Dans un arrêt du 08/03/2023, la Cour de cassation a confirmé la possibilité, pour une salariée du privé, de se voir communiquer, par son (ex-)employeur, les fiches de paie de salariés masculins occupant des postes de niveau comparable au sien, expurgées des données persos.
Attention : on est dans le cadre de l'article 145 du Code de procédure civile, c'est-à-dire dans une procédure permettant de demander à un juge d'ordonner toute mesure pour établir ou conserver des preuves avant un procès. On n'est donc pas dans un accès systématique / à tout moment, aux bulletins de paie de ses collègues (dans le cas d'espèce, on est même après un licenciement). De plus, il faut justifier d'un motif légitime (dans le cas jugé, la requérante a utilisé l'index et les rapports internes sur l'égalité hommes / femmes) et d'éléments de faits qui laissent supposer une inégalité infondée (pas objective).
Ce n'est pas nouveau, la Cour de cassation avait déjà jugée en ce sens en 2021.
Ces derniers temps, la Cour de cass a priorisé le droit à la preuve sur plusieurs autres droits. Nouvelle illustration ici. La Cour a arbitré entre le droit à la preuve et la vie privée (RGPD). Pour elle, l'atteinte à la vie privée était nécessaire et proportionnée au droit à la preuve, quand bien même les données à caractère personnel ont été générées pour un tout autre motif (le premier usage d'un bulletin de paie n'est pas de permettre à autrui d'ester en justice). Je pense que la CJUE pourrait, avec les mêmes éléments, prioriser la vie privée, notamment car l'arrêt de la Cour va au-delà de la directive européenne de mai 2023, donc, comme d'hab', tout se discute.
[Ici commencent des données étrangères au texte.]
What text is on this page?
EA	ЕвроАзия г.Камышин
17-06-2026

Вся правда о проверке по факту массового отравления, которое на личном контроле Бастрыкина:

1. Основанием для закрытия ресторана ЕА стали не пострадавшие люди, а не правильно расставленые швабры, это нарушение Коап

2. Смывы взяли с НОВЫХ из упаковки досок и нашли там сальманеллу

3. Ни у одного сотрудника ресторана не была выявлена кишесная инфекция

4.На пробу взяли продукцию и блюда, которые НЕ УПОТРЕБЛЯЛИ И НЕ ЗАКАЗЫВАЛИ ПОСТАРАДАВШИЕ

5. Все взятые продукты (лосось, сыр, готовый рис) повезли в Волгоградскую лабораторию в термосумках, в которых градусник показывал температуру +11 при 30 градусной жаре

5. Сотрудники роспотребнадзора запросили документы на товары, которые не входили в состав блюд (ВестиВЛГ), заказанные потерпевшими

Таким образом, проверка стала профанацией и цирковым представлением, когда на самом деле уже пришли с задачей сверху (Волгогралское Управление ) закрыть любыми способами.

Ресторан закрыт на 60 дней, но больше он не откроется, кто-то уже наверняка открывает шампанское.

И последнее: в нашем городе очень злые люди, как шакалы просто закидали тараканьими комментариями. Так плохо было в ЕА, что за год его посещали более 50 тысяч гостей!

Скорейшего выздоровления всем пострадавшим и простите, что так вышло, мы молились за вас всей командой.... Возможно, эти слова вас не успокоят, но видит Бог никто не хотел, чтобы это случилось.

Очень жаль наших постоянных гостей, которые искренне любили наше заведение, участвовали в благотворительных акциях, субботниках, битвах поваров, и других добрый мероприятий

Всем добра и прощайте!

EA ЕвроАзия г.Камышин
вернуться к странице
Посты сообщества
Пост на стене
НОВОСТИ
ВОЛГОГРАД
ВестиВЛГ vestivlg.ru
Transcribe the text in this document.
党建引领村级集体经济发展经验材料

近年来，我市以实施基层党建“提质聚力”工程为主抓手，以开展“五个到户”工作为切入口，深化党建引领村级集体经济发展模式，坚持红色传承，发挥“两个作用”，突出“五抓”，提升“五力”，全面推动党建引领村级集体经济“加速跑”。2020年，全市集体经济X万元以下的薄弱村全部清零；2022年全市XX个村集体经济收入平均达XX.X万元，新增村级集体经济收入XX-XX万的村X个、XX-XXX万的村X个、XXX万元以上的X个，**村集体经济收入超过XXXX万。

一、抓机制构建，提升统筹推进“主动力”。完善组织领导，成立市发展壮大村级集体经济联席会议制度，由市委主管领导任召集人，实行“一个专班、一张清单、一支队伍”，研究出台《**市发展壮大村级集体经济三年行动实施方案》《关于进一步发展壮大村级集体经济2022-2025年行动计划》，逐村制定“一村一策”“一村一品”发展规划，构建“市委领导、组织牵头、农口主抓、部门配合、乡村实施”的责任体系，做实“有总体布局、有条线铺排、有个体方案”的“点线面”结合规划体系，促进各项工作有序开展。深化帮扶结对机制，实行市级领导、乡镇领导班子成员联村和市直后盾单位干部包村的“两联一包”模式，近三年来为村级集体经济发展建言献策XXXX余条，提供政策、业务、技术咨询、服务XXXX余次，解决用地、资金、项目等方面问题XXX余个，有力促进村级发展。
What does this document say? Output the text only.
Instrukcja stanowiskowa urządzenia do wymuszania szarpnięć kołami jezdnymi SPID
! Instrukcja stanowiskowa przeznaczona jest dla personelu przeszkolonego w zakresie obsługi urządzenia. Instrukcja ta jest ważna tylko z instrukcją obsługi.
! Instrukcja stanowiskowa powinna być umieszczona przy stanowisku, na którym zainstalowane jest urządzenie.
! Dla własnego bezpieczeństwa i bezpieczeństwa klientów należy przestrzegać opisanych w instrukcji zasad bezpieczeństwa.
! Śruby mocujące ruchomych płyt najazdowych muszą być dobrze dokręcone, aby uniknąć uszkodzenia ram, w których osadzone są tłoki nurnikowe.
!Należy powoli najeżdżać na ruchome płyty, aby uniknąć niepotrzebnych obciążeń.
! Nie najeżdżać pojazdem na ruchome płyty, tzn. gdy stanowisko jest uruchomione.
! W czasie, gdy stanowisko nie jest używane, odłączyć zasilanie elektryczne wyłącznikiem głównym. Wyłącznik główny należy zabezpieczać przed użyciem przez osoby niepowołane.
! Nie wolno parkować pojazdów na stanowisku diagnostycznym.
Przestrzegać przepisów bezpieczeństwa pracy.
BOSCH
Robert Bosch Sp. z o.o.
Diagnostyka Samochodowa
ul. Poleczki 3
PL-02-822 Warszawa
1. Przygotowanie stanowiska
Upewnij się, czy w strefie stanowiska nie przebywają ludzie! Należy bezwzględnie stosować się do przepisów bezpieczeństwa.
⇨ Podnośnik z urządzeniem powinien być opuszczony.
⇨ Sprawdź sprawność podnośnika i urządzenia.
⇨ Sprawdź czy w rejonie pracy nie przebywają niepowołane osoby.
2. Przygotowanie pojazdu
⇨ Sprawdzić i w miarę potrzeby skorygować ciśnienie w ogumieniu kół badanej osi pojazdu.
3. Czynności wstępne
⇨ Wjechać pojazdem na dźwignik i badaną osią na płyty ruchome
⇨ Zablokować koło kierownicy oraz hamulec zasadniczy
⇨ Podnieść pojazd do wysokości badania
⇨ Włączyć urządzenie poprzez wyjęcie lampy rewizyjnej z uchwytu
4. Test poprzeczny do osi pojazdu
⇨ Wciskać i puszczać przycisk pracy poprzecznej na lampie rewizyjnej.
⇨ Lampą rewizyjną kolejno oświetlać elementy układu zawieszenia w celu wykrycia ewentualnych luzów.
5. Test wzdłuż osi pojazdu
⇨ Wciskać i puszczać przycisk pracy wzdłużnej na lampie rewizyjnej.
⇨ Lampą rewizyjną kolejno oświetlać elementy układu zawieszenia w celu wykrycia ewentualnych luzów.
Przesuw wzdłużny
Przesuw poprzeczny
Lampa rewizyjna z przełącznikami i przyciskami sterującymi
Pour moi, les salariés dont la fiche de paie a été communiquée doivent être informés : article 14 RGPD et droit d'accès à la liste des consultations de leurs données à caractère personnel.
La communication porte sur : nom, prénom, classification conventionnelle, rémunération mensuelle détaillée (fixe et variable) et rémunération brute totale par année civile. Le reste d'une fiche de paie doit être caviardé.
Toutes les primes sont communicables, y compris celles à la performance (qui ont un caractère individuel) ou uniquement celles liées à une fonction / sujétion particulière ? D'autant que la Cour de cass ne reprend pas le segment de phrase « (fixes et variable) » de la Cour d'appel.
Quel impact (par ricochet) sur l'employeur public ? Il n'existe pas d'équivalent du 145 CPC dans le droit administratif. Seules la rémunération indiciaire et les primes de fonctions / sujétion d'un fonctionnaire, bref, tout ce qui ne relève pas des primes liées à la personne, sont communicables. Depuis l'entrée en vigueur du RIFSEEP, comme tout est regroupé sous un même intitulé, IFSE, seule la rémunération indiciaire est communicable, alors que les inégalités injustes ne se cachent pas ici. La rémunération des contractuels, si elle est fixée d'un commun accord, sans règle régissant l'emploi occupé, n'est pas communicable (CE 343024 et CE 342339), alors qu'il peut y avoir des inégalités entre contractuels. Bref, il y a, me semble-t-il, une disparité entre public et privé. Mais, je pense qu'il sera difficile de convaincre une juridiction administrative d'harmoniser puisque une demande de communication au titre de l'article 145 du Code de procédure civile n'est pas l'équivalent d'une demande de communication au titre du Code des Relations entre le Public et l'Administration, notamment car cette dernière peut intervenir n'importe quand et viser n'importe quel agent. Mais quid d'une demande de communication CRPA ciblée et effectuée au motif d'alimenter un contentieux en cours ?
Quid, enfin, des autres formes de discrimination salariale (liée à la couleur de peau, etc.) ? Pour moi, le principe dégagé par la Cour s'applique vu que toutes ces discriminations relèvent de la même interdiction légale (au moins au niveau européen).